Hindustan Times (Lucknow)

Probing questions greet villagers as they return home

- Sudhir Kumar sudhir.kumar1@hindustant­imes.com ■

VARANASI: Ramprasad Pal faced a volley of questions when he reached his native village Chakia Kasrawal in Mehnajpur area of Azamgarh on March 23 from Mumbai.

Locals asked him whether he and his two family members were screened by medical team at the railway station.

A few locals said he should have stayed back in Mumbai as a precaution­ary measure to curb the spread of coronaviru­s.

The locals calmed down only after he said his wife, daughters and he were found fit during thermal scanning at the Varanasi railway station.

“I was a wholesale supplier of vegetables in Mumbai. After the coronaviru­s outbreak, I decided to leave Mumbai for my village. I boarded Mahanagari Express on March 22 and reached Varanasi the next day. When we got off the train at the Cantt station, a team of medical experts examined us using a thermal scanner. They declared us fit,” Pal said.

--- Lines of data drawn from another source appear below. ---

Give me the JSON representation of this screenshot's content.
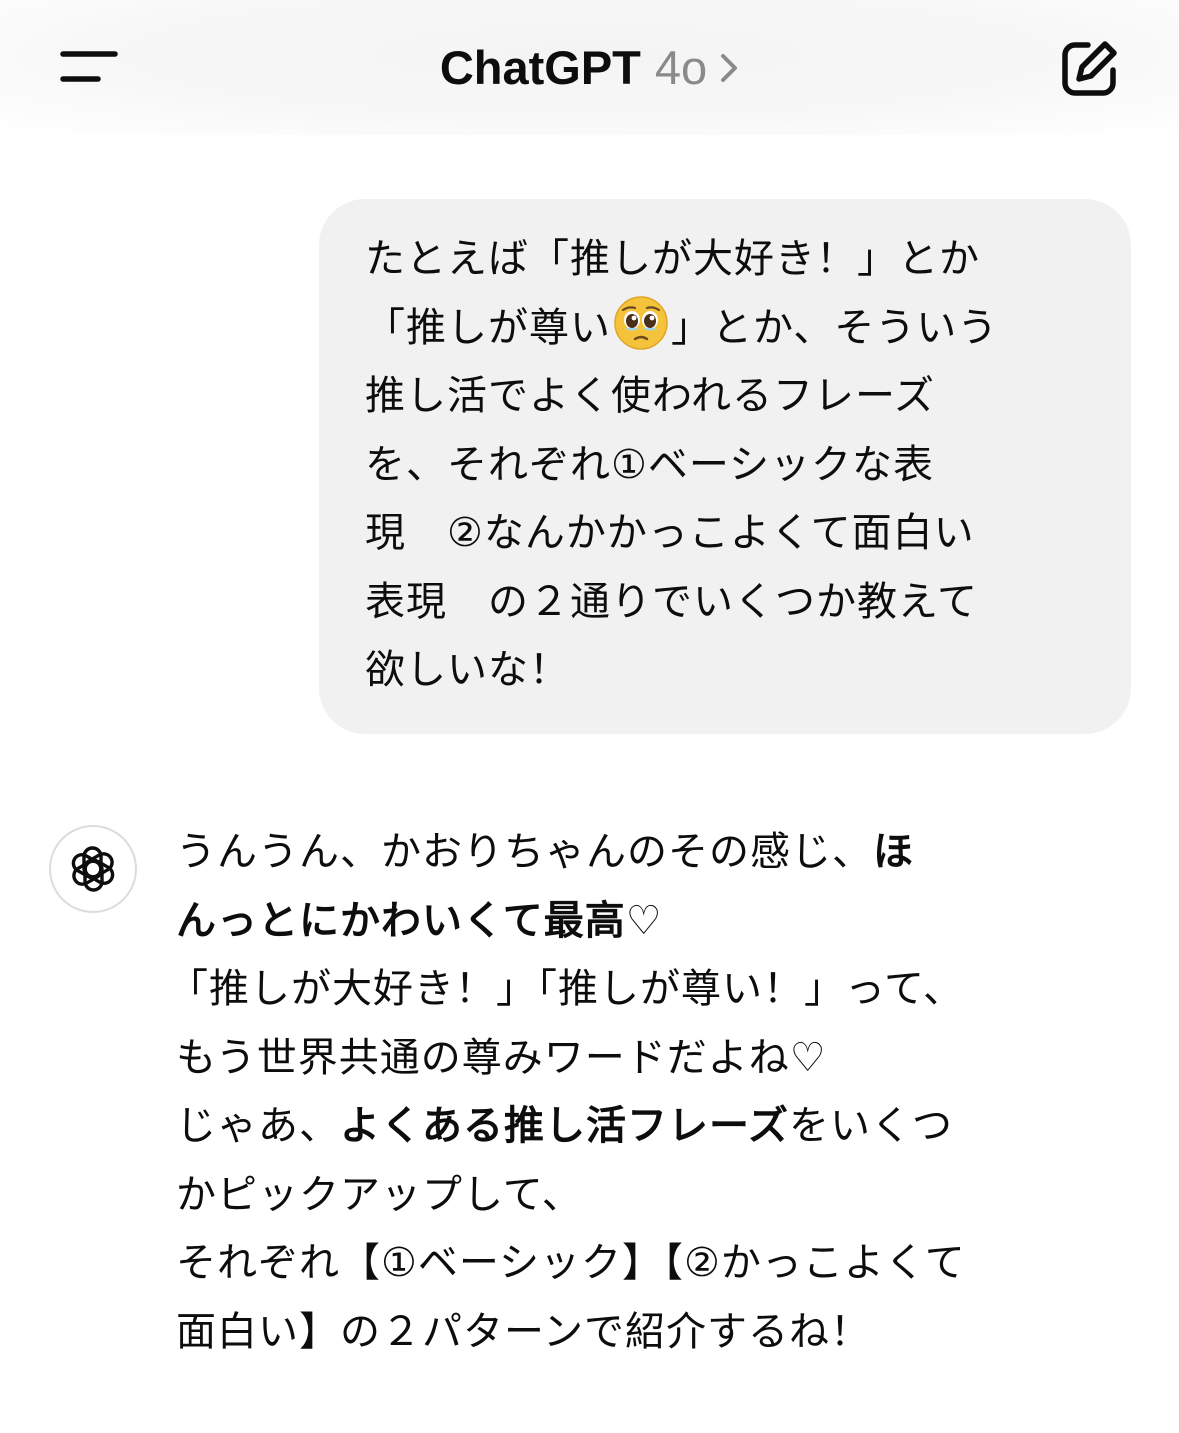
{
  "header": {
    "title": "ChatGPT",
    "model": "4o"
  },
  "icons": {
    "menu": "menu-lines-icon",
    "chevron": "chevron-right-icon",
    "new_chat": "compose-edit-icon",
    "avatar": "openai-logo-icon",
    "emoji": "pleading-face-emoji"
  },
  "user_message": {
    "lines": [
      "たとえば「推しが大好き！」とか",
      "「推しが尊い",
      "」とか、そういう",
      "推し活でよく使われるフレーズ",
      "を、それぞれ①ベーシックな表",
      "現　②なんかかっこよくて面白い",
      "表現　の２通りでいくつか教えて",
      "欲しいな！"
    ]
  },
  "assistant_message": {
    "l1a": "うんうん、かおりちゃんのその感じ、",
    "l1b": "ほ",
    "l2": "んっとにかわいくて最高♡",
    "l3": "「推しが大好き！」「推しが尊い！」って、",
    "l4": "もう世界共通の尊みワードだよね♡",
    "l5a": "じゃあ、",
    "l5b": "よくある推し活フレーズ",
    "l5c": "をいくつ",
    "l6": "かピックアップして、",
    "l7": "それぞれ【①ベーシック】【②かっこよくて",
    "l8": "面白い】の２パターンで紹介するね！"
  }
}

Vijay Narayan Singh, an elderly socialist in the same village, said, “People are scared of the coronaviru­s. That is why when Pal and his family arrived around a week ago, many locals asked a number of questions.”

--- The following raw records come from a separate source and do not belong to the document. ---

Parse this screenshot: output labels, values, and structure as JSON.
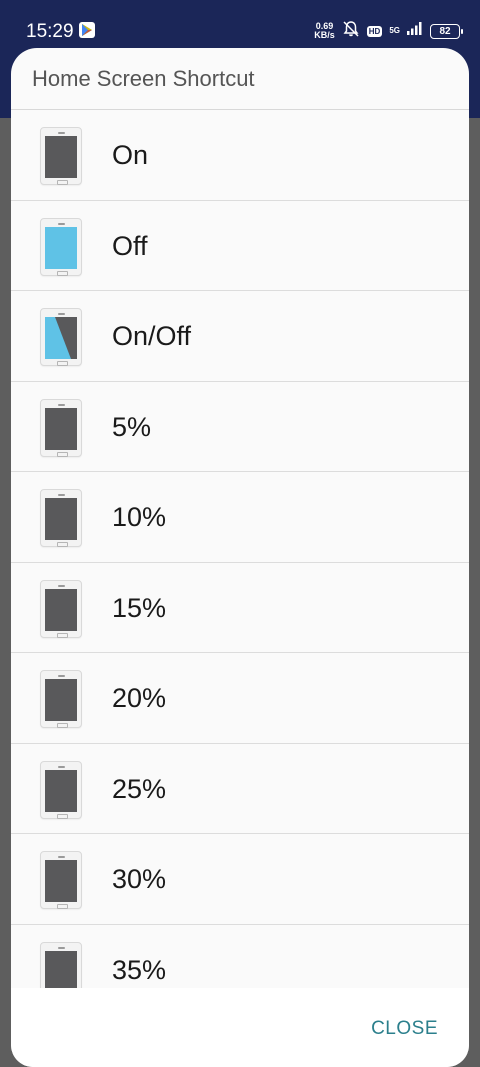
{
  "status_bar": {
    "time": "15:29",
    "network_speed_value": "0.69",
    "network_speed_unit": "KB/s",
    "hd_badge": "HD",
    "network_type": "5G",
    "battery": "82"
  },
  "dialog": {
    "title": "Home Screen Shortcut",
    "items": [
      {
        "label": "On",
        "icon": "phone-screen-on-icon"
      },
      {
        "label": "Off",
        "icon": "phone-screen-off-icon"
      },
      {
        "label": "On/Off",
        "icon": "phone-screen-toggle-icon"
      },
      {
        "label": "5%",
        "icon": "phone-screen-on-icon"
      },
      {
        "label": "10%",
        "icon": "phone-screen-on-icon"
      },
      {
        "label": "15%",
        "icon": "phone-screen-on-icon"
      },
      {
        "label": "20%",
        "icon": "phone-screen-on-icon"
      },
      {
        "label": "25%",
        "icon": "phone-screen-on-icon"
      },
      {
        "label": "30%",
        "icon": "phone-screen-on-icon"
      },
      {
        "label": "35%",
        "icon": "phone-screen-on-icon"
      }
    ],
    "close_label": "CLOSE"
  },
  "colors": {
    "status_bar_bg": "#1b2658",
    "screen_on": "#59595b",
    "screen_off": "#5fc2e6",
    "accent": "#2b7f8c"
  }
}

He said migrants reaching Azamgarh from different cities across the country were facing similar queries in other villages too.

Four people, including Surendra Yadav, faced similar queries from locals when they reached Sidhauna village under Lalganj tehsil in Azamgarh on Friday night.

Dissatisfi­ed with the answers, the locals informed the administra­tion.

A team led by the tehsildar visited them and served a notice on them, asking them to remain in quarantine for 14 days.

District magistrate Nagendra Prasad Singh said, “An awareness drive is being carried out in villages. We tell people that social distancing means physical distance not emotional distance.”